Aging-in in good health is a good time to benefit from a low-cost MA plan. In doing so, there is a responsibility on the agent to ensure you initiate a discussion about the need for stand-alone dental coverage, hospital indemnity and often a cancer or critical illness plan. Building a strong portfolio of coverage when first enrolling creates a successful model for retention and satisfaction with Medicare for clients over the long term.

Another study found that OTC utilization was relatively high compared to other benefits. The highest amount of participation was found in rewards programs for healthy behavior, pharmacy allowances, eyewear allowances, and programs that offered users a financial reward. As a result of this study, agents should consider spending time with clients to identify what benefits are important to them, financial rewards and ‘free’ money for OTC items are very popular.

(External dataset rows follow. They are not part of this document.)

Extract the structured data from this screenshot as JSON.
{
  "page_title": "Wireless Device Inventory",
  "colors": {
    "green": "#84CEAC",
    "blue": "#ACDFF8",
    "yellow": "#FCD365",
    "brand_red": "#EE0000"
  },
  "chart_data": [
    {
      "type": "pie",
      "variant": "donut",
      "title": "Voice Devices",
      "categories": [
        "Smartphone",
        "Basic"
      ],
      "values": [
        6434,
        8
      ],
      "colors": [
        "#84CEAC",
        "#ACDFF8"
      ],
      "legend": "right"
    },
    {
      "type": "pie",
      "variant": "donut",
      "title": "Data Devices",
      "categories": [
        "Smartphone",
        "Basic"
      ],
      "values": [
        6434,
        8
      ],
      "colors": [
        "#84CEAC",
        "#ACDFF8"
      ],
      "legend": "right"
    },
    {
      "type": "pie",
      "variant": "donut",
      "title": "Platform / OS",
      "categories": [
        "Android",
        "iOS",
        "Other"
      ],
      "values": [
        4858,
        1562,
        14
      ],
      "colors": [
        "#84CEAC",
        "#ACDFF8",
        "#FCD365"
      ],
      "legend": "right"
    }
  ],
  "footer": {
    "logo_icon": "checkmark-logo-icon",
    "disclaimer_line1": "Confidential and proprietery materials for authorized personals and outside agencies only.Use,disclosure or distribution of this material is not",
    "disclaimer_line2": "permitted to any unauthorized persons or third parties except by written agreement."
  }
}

The good news is that consumers considering changing plans largely did so with an agent and even though many are researching online, they want to discuss their findings with a professional agent. At this time, we are seeing more clients prepared to enroll via a call center. We believe this leads to poorer choices on plan selection and utilization of plan benefits, as the education a local agent provides is often missing. We want to see every community working with their local agent.

Of all consumers who changed last AEP, 40% did so with the presence of a health insurance sales professional; 40% to 50% has been a consistent number over the last few years. Many carriers, especially the larger nationals, have their own agents and call centers to provide more options for clients. Many carriers are weighing their costs and asking the question, is it cheaper to employ a direct field force or pay commissions to independent agents? When it comes to education and service, we believe there is no question that local agents perform a superior service every time.

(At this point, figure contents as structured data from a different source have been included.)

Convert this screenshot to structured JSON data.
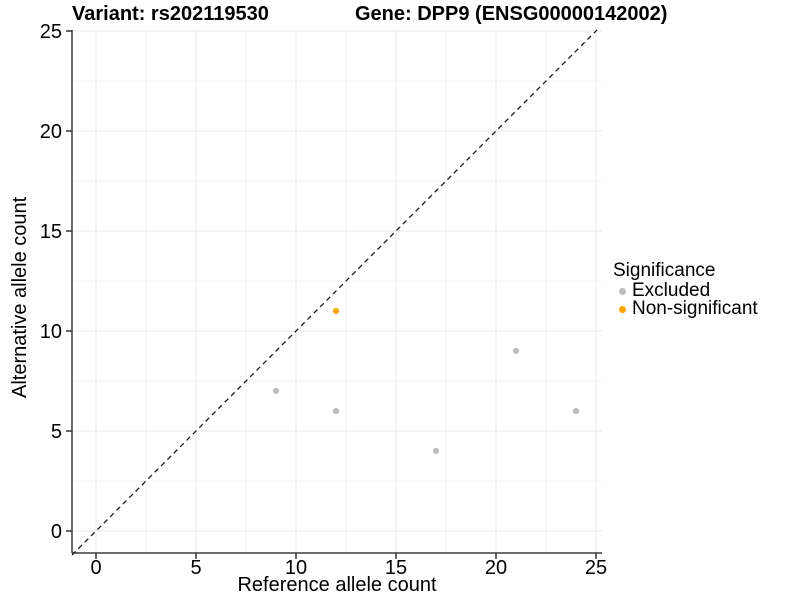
{
  "titles": {
    "left": "Variant: rs202119530",
    "right": "Gene: DPP9 (ENSG00000142002)"
  },
  "chart_data": {
    "type": "scatter",
    "title": "Variant: rs202119530 — Gene: DPP9 (ENSG00000142002)",
    "xlabel": "Reference allele count",
    "ylabel": "Alternative allele count",
    "xlim": [
      -1.2,
      26.3
    ],
    "ylim": [
      -1.1,
      25.1
    ],
    "xticks": [
      0,
      5,
      10,
      15,
      20,
      25
    ],
    "yticks": [
      0,
      5,
      10,
      15,
      20,
      25
    ],
    "grid": "major+minor",
    "legend_position": "right",
    "identity_line": {
      "equation": "y = x",
      "style": "dashed",
      "color": "#1a1a1a"
    },
    "legend": {
      "title": "Significance",
      "entries": [
        {
          "label": "Excluded",
          "color": "#bebebe"
        },
        {
          "label": "Non-significant",
          "color": "#ffa500"
        }
      ]
    },
    "series": [
      {
        "name": "Excluded",
        "color": "#bebebe",
        "points": [
          [
            9,
            7
          ],
          [
            12,
            6
          ],
          [
            17,
            4
          ],
          [
            21,
            9
          ],
          [
            24,
            6
          ]
        ]
      },
      {
        "name": "Non-significant",
        "color": "#ffa500",
        "points": [
          [
            12,
            11
          ]
        ]
      }
    ]
  },
  "style": {
    "grid_major": "#e8e8e8",
    "grid_minor": "#f4f4f4",
    "axis_line": "#3a3a3a",
    "tick_color": "#333333",
    "text_color": "#000000"
  }
}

Local agents have an important role to play; local knowledge and commitment to communities will remain a successful business model for many years to come. Consumers do not want to make changes by themselves, instead seeking the assistance of a professional to guide them through it.

When looking at the upcoming AEP and the differences that will inevitably be posed as a result of COVID-19, one must first look at the statistics surrounding seniors in the midst of the pandemic. Over 65s account for just 16% of the population; however, seniors make up nearly 80% COVID-19 deaths. Seniors are far more likely to feel unsafe because of the pandemic. Over 87% of seniors are concerned for their health to some degree as a result of COVID-19, and 93% are concerned for their loved ones contracting the virus.

As an agent, you must look at these statistics and how they will relate to your AEP plans. You must understand that your clients will likely have a higher level of concern and anxiety around contracting the virus or passing it along to a loved one, which will impact the way they interact with sales channels during AEP. That concern is especially noteworthy when looking at the fact that 83% of seniors believe that, to some degree, the average person is not taking the virus seriously.

As a result, you must look at alternate forms of communication. Between 60-65% of respondents said they would prefer to work with an agent over the phone, with only 9% saying they would like to meet in person as is usually standard. If you must meet in person, consider putting yourself in the senior’s shoes and taking precautionary measures to protect them from a potential transmission of COVID-19. Wear a facemask, use hand sanitizer and practice social distancing. Ask them where they’d be most comfortable meeting and be sure to accommodate any other requests.

This year’s AEP will be largely different than last year’s in many ways, but what hasn’t changed is the consumer’s desire to work with an agent to help them find the best plan possible. It is important that you keep the pandemic in mind and know each of your client’s preferred methods of communications before helping them search for and find the best plan possible.

Make sure you are communicating with letters and phones call in advance of AEP so your clients know you are ready and prepared to review their needs this fall.